Most of the movie's laughs are of the awkward variety, where the audience laughs because of character's discomfort. I am not usually a fan of this brand of comedy - The Office is the canonical example, a show that I know is good but that I simply cannot watch. Here, though, it works, as a source both of comedy and of pathos. There is something ineffably sympathetic in Sunil's irrational obsession with the spouse-swapping scheme; I can identify with his restless pursuit of an outrageously bad idea. Ranvir Shorey's confused everyman performance helps keep him sympathetic - up to a point. Indeed, the deception with which Sunil convinces Malti to accede to the plan is the movie's only real wrong note.
Sunil's maladroit encounter with the bizarrely fascinating Kalpana is another source of awkward humor. Kalpana is an extremely irritating character, childish and impulsive, a caricature of a Bohemian free spirit - but also, at least to me, wildly physically appealing, and that juxtaposition is oddly engaging. Her husband Vinod is bland and formal by comparison.
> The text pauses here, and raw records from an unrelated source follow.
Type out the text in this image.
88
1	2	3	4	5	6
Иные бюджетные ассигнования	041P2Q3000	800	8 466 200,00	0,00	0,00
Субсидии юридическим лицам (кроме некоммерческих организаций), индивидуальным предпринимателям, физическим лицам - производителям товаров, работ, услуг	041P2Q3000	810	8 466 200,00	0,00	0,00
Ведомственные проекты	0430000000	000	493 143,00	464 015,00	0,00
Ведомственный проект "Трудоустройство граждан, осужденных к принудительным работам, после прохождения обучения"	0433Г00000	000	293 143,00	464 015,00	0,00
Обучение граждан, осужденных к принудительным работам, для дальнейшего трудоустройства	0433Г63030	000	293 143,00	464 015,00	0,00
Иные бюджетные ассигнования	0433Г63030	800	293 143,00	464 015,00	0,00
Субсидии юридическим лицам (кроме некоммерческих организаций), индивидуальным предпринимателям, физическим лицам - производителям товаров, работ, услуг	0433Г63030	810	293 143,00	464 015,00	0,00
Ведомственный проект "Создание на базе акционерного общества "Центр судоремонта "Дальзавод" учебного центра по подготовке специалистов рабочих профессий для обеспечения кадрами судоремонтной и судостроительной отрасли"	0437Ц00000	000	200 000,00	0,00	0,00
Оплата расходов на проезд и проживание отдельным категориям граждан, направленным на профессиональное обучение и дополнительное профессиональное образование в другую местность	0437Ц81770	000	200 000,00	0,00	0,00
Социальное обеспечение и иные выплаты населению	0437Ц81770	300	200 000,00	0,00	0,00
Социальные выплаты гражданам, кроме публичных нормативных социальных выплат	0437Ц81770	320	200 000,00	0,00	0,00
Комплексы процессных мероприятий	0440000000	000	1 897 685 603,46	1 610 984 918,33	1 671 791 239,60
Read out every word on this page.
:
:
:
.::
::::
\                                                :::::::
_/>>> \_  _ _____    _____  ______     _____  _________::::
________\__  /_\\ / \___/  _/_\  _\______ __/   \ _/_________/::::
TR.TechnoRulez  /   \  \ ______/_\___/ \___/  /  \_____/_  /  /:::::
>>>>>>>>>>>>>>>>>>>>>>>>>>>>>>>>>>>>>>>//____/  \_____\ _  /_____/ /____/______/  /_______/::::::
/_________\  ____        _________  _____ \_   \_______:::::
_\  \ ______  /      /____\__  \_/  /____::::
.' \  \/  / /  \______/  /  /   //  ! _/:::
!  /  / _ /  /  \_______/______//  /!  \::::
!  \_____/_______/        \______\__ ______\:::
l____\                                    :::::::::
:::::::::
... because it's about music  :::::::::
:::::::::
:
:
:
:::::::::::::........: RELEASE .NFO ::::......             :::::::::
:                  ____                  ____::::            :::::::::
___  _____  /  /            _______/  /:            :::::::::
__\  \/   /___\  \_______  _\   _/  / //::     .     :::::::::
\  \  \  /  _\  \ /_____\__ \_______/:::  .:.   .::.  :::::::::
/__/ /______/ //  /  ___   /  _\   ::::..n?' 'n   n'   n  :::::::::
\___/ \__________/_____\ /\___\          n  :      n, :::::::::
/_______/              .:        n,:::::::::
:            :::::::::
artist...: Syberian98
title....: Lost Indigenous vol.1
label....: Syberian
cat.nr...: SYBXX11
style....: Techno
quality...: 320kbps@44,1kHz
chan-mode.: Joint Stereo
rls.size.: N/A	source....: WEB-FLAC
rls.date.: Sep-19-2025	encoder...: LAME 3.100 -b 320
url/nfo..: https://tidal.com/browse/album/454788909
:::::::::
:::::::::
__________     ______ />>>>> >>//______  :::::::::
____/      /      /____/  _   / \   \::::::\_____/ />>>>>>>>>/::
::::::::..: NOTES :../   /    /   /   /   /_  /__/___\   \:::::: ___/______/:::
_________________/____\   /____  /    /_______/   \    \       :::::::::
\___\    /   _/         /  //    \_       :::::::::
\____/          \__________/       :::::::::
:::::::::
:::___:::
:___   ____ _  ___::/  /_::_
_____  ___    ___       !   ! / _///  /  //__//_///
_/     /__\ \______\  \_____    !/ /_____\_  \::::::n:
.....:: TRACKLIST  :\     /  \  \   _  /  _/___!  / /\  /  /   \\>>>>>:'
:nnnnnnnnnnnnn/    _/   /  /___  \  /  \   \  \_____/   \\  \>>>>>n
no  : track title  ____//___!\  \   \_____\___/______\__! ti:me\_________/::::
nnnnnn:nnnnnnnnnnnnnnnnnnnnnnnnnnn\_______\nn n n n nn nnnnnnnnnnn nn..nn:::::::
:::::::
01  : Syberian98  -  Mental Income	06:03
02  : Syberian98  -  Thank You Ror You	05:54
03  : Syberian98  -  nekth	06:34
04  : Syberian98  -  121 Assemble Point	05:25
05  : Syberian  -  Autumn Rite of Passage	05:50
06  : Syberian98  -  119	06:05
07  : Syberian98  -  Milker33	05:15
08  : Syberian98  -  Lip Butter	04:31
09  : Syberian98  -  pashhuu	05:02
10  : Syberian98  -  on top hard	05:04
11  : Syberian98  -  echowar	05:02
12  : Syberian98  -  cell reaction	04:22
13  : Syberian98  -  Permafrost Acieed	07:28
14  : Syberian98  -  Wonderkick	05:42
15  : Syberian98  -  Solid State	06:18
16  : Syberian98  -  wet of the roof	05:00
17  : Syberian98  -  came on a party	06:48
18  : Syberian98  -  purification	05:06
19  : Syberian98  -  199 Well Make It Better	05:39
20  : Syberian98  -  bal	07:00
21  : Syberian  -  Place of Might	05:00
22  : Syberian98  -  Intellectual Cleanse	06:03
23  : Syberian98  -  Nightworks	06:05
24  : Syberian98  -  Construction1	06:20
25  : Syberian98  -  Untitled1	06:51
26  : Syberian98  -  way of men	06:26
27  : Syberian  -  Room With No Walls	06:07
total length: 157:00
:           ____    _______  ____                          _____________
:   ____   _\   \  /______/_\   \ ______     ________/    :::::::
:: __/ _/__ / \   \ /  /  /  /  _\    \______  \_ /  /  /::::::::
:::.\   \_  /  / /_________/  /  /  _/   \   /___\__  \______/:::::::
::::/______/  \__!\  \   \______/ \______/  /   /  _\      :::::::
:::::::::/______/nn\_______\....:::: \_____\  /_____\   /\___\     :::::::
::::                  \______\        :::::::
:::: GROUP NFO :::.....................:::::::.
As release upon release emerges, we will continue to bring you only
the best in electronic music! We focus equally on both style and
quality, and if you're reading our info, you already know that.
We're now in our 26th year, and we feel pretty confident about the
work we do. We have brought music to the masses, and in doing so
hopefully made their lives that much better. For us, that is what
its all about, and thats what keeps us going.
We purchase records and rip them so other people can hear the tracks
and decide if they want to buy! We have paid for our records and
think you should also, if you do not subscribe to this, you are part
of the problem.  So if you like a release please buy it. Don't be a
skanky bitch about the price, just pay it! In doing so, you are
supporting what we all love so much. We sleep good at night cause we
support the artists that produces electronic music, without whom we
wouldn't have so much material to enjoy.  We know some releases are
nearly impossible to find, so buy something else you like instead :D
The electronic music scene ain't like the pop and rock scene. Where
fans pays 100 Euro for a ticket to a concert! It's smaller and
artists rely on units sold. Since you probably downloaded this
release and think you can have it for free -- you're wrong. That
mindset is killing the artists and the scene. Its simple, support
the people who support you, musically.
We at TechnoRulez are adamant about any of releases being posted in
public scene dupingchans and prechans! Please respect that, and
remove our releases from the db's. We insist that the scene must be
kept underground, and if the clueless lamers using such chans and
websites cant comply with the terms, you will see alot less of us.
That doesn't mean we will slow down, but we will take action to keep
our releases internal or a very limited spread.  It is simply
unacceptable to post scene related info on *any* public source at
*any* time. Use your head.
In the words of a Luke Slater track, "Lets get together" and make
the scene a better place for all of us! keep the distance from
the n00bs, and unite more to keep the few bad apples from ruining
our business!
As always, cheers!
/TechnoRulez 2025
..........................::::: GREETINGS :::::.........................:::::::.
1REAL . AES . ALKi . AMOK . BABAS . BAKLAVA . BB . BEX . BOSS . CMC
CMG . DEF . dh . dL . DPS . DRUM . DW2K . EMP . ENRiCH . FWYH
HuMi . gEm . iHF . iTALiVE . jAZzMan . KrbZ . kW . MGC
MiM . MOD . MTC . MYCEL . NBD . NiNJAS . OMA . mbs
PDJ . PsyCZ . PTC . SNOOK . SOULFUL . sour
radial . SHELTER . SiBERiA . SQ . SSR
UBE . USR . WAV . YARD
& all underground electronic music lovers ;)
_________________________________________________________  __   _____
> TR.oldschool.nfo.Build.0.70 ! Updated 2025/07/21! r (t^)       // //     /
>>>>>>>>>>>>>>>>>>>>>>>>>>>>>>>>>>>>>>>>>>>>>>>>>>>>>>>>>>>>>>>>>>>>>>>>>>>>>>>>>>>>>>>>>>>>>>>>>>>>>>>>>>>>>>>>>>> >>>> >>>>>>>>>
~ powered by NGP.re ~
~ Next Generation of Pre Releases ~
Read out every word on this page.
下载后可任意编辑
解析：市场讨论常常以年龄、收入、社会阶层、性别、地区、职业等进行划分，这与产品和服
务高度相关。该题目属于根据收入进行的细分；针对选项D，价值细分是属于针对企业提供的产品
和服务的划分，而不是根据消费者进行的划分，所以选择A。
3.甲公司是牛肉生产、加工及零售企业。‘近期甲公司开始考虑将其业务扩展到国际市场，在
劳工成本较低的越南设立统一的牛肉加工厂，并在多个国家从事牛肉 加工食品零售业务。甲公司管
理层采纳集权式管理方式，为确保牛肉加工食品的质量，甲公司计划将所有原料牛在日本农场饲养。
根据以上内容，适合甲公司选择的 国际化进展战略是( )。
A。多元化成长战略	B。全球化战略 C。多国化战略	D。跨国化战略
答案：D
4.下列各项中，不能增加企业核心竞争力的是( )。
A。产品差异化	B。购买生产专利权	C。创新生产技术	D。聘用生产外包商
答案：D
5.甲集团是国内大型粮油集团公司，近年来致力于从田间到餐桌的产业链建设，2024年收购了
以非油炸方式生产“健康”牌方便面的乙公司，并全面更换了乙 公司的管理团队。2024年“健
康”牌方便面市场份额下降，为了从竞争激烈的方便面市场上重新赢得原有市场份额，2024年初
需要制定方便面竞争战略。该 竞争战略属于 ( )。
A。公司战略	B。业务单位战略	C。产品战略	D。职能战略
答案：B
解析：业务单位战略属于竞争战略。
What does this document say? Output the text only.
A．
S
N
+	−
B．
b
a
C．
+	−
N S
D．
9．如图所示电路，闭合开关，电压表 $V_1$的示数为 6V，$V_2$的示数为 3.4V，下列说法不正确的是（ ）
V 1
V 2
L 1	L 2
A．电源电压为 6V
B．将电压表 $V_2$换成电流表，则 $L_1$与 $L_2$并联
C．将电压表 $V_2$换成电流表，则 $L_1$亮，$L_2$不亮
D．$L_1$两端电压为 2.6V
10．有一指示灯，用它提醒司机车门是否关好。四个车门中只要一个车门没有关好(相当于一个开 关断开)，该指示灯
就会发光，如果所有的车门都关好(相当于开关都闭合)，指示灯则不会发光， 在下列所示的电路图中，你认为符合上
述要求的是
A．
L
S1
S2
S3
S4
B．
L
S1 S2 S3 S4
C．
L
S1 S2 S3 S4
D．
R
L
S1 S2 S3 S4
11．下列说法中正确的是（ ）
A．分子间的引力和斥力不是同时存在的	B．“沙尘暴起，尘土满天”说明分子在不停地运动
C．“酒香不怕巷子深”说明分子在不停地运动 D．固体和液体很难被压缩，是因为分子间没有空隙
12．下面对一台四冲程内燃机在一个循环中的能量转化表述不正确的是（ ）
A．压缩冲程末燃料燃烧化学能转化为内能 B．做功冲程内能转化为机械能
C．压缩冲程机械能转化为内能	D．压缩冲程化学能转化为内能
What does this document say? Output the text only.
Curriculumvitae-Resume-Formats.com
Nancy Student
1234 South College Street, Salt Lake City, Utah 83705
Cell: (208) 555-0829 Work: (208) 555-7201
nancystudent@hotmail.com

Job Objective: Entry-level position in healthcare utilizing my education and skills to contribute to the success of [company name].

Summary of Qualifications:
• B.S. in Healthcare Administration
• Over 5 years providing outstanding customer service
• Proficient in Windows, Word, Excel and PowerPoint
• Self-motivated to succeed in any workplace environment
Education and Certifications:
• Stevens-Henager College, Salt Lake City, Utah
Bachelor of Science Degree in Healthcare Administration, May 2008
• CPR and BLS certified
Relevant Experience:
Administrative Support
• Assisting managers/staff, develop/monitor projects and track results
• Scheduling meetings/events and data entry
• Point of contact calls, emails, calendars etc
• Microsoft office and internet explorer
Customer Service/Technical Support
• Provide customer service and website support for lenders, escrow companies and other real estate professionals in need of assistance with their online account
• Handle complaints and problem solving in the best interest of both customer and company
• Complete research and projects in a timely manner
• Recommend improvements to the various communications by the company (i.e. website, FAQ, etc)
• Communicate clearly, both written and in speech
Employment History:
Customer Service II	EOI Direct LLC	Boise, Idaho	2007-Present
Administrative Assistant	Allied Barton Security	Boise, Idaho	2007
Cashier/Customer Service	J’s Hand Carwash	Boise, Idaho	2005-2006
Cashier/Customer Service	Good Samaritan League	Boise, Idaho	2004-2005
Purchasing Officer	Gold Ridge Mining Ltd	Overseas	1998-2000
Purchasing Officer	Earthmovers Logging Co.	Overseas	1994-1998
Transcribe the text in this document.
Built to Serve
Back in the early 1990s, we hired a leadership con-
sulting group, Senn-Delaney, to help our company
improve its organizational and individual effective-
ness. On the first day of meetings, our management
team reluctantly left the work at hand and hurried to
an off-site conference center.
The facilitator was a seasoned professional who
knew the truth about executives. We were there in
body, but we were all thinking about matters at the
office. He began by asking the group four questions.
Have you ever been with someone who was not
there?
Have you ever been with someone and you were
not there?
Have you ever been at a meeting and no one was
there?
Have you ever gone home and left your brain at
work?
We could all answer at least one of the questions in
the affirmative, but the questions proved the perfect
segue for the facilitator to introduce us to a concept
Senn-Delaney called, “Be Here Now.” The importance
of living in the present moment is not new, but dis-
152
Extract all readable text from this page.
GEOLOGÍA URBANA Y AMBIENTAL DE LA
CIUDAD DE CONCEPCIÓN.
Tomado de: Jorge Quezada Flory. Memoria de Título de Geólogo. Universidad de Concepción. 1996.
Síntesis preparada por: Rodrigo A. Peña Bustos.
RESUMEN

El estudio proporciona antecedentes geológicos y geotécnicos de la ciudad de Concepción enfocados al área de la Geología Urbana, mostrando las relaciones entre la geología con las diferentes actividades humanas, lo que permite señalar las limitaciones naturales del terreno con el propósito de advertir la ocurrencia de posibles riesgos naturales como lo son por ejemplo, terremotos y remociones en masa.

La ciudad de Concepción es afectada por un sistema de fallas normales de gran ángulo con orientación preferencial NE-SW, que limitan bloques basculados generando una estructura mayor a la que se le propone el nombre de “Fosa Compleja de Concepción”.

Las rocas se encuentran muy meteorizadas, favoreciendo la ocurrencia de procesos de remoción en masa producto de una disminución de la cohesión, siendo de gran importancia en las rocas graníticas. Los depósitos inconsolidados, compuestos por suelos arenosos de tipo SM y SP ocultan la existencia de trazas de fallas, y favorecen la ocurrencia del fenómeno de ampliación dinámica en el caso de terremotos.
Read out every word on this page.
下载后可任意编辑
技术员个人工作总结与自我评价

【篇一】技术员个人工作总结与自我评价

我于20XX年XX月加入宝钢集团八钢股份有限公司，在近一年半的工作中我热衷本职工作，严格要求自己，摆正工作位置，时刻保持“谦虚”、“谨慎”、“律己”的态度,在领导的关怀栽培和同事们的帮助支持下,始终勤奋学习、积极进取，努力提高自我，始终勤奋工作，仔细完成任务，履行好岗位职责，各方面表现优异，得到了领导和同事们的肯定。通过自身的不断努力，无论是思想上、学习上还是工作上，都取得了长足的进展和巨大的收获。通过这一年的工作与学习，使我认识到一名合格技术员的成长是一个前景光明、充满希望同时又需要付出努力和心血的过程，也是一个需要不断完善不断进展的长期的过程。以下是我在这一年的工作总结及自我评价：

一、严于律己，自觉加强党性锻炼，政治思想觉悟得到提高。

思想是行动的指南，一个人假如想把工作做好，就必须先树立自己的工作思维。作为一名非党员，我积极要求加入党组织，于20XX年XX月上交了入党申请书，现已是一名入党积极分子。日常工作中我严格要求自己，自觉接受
The ending of Mixed Doubles doesn't offer much in the way of resolution, but that probably makes for a better film than any attempt to wrap the extreme emotions of Sunil and Malti's mutual misfires into a too-tidy package. Each of them has deceived and deeply wounded the other, and the damage of that is just too heavy to try to fix in one movie. The final scenes offer a gentle settling back into the quotidian domestic routine, suggesting that a peaceful resolution is possible for them, even if it hasn't yet happened by the time the credits roll.